Aktueller Bestand Deutschland vom Wolfsjahr 2024/25:
219 Rudel
48 Paare
15 territoriale Einzeltiere
Nachwuchs konnte bei 202 Rudeln nachgewiesen werden, insgesamt 773 Welpen
282 Wolfsterritorien in Deutschland

 2 - Entnahme von Wölfen

Jedes Bundesland kann nach eigenem Ermessen Wölfe entnehmen, auch unabhängig vom Bestand, wenn mehrfach Tiere gerissen wurden bzw. Herdenschutzmaßnahmen überwunden wurden.

Herdenschutz – Wolfsabschuss ist nicht gleich Herdenschutz! Im Gegenteil, die Entnahme von Wölfen kann zu Zerstörungen von Rudeln bzw. Rudelstrukturen führen und somit Wölfen erst recht Anlass zu auffälligem Verhalten geben. Zudem kann es durch den Mangel an Partnern zur Verpaarung mit Hunden kommen.
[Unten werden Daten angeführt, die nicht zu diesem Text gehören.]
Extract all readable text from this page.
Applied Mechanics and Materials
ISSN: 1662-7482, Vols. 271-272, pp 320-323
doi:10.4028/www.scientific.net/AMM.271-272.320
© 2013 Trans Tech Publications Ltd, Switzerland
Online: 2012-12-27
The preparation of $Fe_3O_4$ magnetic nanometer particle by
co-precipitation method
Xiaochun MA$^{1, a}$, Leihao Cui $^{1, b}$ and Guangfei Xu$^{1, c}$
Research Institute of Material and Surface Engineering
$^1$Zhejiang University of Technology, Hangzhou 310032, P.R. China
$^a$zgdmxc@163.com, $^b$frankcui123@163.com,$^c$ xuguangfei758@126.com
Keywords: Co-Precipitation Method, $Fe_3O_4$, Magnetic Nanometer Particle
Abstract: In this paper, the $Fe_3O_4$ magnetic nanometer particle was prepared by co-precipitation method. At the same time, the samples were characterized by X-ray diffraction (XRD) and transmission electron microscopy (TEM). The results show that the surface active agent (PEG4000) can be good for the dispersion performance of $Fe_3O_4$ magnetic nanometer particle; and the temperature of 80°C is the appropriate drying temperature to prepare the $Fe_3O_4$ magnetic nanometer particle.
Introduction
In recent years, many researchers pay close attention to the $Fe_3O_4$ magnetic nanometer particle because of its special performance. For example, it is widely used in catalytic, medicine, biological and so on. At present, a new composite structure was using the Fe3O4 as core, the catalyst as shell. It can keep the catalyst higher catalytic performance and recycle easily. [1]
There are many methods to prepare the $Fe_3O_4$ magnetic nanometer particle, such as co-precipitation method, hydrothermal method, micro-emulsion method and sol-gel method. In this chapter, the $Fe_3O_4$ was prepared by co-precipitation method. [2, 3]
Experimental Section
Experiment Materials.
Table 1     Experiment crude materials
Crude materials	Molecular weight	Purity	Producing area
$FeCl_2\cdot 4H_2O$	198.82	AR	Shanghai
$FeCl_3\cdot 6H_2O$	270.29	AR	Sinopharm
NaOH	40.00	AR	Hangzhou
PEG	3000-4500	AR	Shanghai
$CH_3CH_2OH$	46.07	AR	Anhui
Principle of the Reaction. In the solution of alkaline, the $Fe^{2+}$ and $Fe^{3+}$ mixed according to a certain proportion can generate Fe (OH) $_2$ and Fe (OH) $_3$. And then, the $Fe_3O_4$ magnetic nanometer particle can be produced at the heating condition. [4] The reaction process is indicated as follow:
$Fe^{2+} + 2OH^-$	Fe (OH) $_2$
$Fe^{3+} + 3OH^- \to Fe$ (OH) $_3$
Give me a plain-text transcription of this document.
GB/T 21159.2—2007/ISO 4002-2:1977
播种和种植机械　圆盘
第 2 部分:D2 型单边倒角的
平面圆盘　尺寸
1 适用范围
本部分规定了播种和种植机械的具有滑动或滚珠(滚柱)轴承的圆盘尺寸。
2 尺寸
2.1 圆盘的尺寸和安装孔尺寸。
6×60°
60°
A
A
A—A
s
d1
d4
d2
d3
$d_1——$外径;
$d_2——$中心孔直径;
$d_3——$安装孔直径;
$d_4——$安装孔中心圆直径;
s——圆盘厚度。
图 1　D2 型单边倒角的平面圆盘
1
Der Fall der Wolfshybriden von Ohrdruf, Thüringen, ist dahingehend ein ideales Beispiel.

3 - Auszeichnung von Weidegebieten

Jedes Bundesland kann s.g. Weidegebiete auszeichnen, dies sind Gebiete, in denen präventiver Herdenschutz nicht erfolgen kann, z.B. keine Zäune aufgestellt werden können (z.B. in den Alpen). In diesen Gebieten dürfen Wölfe geschossen werden, ungeachtet von Risszahlen oder Erhaltungszustand.  

Problem: anders gesagt sollen dadurch wolfsfreie Zonen entstehen, tatsächlich sind die Risse rückläufig, nicht aufgrund von Bejagung, sondern eben durch Herdenschutz. 

Verantwortlich für die letztlichen Entnahmen sind die jeweiligen Jagdpächter, wobei es in den einzelnen Bundesländern zu Sonderregelungen kommen kann: 

“Wenn der Wolf mit dem vorliegenden Gesetz als jagdbare Art ins Bundesjagdgesetz (BJagdG) aufgenommen wird, gelten für diese Tierart dieselben Regelungen, wie für andere jagdbaren Tierarten.

Grundsätzlich sind wilde Tiere nach § 960 BGB herrenlos. Wilde Wölfe haben also keinen Eigentümer, der für die Schäden haftbar gemacht werden könnte und diese ersetzen müsste. In den §§ 29 ff des BJagdG sind zwar Regelungen zum Wildschadensersatz, zum Beispiel durch Jagdpächter, getroffen worden, diese betreffen aber nur Schäden durch Schalenwild, Wildkaninchen oder Fasanen. Schäden durch den Wolf sind hiervon nicht erfasst.

Abweichend vom Bundesrecht, können die Länder allerdings eigene Regelungen in diesem Bereich treffen. So kann häufig unter bestimmten Voraussetzungen, wie das Vorliegen von ausreichenden Herdenschutzmaßnahmen, eine Entschädigung durch das Land beantragt werden.”
Antwort Bundesministeriums für Landwirtschaft, Ernährung und Heimat auf eine Anfrage der STIFTUNG für BÄREN -Wildtier- und Artenschutz

4 - FAZIT

Wölfe sind ein wichtiger Bestandteil des Ökosystems. Die Bejagung auf Wölfe ist ein herber Rückschlag für die Natur und den Artenschutz. Wir können daher nur hoffen, dass die Konsequenzen der Wolfsjagd nicht allzu gravierend sein werden. Doch schon jetzt ist diese Gesetzesänderung ein weiteres düsteres Kapitel der Bundesrepublik im Umgang mit Wildtieren. Während Wildtiere in Gefangenschaft gezüchtet, gehandelt (Deutschland ist Europas Umschlagplatz Nummer 1 in Sachen Wildtierhandel) und missbraucht werden (Deutschland hat als einziges Land der EU keinerlei Wildtierverbot in Zirkussen), ist nun die Jagd auf wildlebende Wölfe eröffnet.